I think of the time and energy it takes to keep a relationship in tact and realize that for many it's something that gets overlooked. With work, kids and the day to day insanity, making time for your partner seems to be one of the first things to go.
Working on your relationship is the easiest thing you can do, you just have to do it. Simply recognizing you need to "reconnect" (thank you Ash's TH for that great word reference) with your spouse then again, doing it. I find myself doing this even when I am making dinner with two toddlers under foot. A simple glance, smile and, "I love you" can do wonders. I try and imagine time stopping and it is just he and I, even if it is just for one second.

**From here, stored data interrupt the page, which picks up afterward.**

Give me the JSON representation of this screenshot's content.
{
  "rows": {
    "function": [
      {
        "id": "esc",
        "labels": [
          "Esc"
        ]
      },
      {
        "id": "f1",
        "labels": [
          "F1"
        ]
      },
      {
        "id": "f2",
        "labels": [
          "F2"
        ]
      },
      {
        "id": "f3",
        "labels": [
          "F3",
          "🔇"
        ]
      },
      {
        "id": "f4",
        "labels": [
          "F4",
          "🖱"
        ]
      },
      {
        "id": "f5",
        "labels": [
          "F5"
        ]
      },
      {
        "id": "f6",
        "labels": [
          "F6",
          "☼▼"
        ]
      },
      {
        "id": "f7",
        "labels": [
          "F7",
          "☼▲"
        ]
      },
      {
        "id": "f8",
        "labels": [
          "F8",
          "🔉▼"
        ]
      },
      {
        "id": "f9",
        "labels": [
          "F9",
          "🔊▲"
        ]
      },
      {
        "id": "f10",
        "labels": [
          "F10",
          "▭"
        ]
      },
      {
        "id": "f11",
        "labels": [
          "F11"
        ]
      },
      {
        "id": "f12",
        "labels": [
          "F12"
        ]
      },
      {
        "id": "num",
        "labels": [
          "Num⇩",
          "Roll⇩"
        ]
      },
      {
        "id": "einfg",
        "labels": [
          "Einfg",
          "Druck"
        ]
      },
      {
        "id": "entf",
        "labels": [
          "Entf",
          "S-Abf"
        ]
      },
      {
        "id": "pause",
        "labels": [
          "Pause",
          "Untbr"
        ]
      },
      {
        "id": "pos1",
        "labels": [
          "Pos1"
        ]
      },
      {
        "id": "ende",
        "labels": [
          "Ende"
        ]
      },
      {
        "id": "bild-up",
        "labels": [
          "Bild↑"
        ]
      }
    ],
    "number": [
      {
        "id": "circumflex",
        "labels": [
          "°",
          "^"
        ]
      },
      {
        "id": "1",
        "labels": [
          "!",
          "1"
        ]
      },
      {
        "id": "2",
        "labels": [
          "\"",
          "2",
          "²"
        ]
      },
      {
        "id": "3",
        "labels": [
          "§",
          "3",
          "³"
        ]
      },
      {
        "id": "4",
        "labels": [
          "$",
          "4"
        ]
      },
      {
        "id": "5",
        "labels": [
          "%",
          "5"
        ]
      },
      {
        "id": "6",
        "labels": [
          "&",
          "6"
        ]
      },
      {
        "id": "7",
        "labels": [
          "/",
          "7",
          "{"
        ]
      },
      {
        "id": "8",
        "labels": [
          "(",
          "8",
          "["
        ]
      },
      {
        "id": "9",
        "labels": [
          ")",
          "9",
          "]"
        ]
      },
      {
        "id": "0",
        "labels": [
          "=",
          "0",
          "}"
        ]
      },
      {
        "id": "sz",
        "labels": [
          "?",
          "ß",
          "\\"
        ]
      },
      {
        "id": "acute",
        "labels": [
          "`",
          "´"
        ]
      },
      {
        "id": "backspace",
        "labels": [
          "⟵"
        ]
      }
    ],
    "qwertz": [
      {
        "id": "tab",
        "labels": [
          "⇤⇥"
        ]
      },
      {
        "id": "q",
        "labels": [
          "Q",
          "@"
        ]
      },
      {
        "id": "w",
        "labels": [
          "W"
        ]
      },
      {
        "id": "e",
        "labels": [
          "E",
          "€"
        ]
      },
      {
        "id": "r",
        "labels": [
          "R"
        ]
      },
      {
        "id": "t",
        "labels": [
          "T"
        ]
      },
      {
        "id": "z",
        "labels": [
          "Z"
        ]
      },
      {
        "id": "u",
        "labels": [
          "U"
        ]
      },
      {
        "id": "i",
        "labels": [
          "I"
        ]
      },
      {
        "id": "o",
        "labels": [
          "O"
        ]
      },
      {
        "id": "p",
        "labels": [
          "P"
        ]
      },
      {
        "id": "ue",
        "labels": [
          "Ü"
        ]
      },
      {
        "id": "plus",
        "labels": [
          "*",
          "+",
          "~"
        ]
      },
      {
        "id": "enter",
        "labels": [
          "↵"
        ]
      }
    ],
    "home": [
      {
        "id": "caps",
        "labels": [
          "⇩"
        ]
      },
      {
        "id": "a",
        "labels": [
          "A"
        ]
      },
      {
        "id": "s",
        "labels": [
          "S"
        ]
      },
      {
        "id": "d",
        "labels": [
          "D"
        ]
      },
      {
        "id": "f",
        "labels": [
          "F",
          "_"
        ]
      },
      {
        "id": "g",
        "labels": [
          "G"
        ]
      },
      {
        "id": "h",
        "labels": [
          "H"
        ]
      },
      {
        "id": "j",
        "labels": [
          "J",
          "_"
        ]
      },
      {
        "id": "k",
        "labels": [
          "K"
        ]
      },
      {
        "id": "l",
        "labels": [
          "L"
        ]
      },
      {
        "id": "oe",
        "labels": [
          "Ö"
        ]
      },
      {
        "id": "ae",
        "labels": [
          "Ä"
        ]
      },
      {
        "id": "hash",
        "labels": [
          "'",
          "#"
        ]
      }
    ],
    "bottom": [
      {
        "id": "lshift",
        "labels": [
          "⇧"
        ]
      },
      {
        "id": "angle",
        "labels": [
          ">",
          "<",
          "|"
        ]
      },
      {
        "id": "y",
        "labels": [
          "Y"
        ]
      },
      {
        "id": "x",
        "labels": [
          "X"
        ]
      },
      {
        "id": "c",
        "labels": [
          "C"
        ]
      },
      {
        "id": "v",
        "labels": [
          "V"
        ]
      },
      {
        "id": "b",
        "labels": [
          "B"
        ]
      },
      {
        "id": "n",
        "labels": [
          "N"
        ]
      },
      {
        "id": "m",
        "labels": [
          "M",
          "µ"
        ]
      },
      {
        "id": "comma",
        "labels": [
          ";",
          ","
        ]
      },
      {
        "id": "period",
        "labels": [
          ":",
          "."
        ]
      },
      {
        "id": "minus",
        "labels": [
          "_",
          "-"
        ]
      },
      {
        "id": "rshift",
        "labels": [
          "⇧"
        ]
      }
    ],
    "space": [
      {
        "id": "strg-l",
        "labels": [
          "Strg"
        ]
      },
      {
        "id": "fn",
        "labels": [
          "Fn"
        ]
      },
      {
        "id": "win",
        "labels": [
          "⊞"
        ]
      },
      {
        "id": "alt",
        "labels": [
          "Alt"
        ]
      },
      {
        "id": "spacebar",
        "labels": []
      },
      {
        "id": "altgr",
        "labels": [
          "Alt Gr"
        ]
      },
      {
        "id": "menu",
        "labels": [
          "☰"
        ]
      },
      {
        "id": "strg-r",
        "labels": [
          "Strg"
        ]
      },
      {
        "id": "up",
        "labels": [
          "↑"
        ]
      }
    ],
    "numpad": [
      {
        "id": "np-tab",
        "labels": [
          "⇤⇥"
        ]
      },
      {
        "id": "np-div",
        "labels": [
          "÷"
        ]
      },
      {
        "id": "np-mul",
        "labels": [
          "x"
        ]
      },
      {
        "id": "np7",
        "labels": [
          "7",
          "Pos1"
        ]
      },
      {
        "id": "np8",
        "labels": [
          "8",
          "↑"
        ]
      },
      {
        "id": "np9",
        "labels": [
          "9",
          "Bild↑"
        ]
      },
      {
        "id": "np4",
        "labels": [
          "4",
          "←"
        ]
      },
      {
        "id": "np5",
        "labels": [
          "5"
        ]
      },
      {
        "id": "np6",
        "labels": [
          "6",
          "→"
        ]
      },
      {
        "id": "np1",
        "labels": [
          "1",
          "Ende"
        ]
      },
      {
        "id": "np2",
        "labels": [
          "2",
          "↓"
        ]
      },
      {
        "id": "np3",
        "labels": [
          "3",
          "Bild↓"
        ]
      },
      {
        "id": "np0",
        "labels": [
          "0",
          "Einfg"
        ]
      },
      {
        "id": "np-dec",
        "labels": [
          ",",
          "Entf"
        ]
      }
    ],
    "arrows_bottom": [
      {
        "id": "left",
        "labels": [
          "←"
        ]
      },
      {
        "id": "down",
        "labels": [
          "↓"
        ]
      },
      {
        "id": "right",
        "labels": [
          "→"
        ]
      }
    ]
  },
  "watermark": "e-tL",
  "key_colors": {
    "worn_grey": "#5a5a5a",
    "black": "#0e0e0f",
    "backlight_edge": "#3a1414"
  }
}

Whether "working on your marriage" means scheduling a date night each week, planning a weekend getaway or just sitting together on the patio after a long day and taking in the beautiful sunset; it is well worth doing. You have to make the effort to set aside the time to be together, no matter what.
Yes, that does mean you can't text or take a call during that time. You need to be mentally and physically present in the time you spend together; truly make it count.
So, for the next forever I will remind myself that my marriage must always come first. It will take work, but everything that truly matters is worth working for.
What do you do to "work on your marriage" and make sure both parties are happy and fulfilled?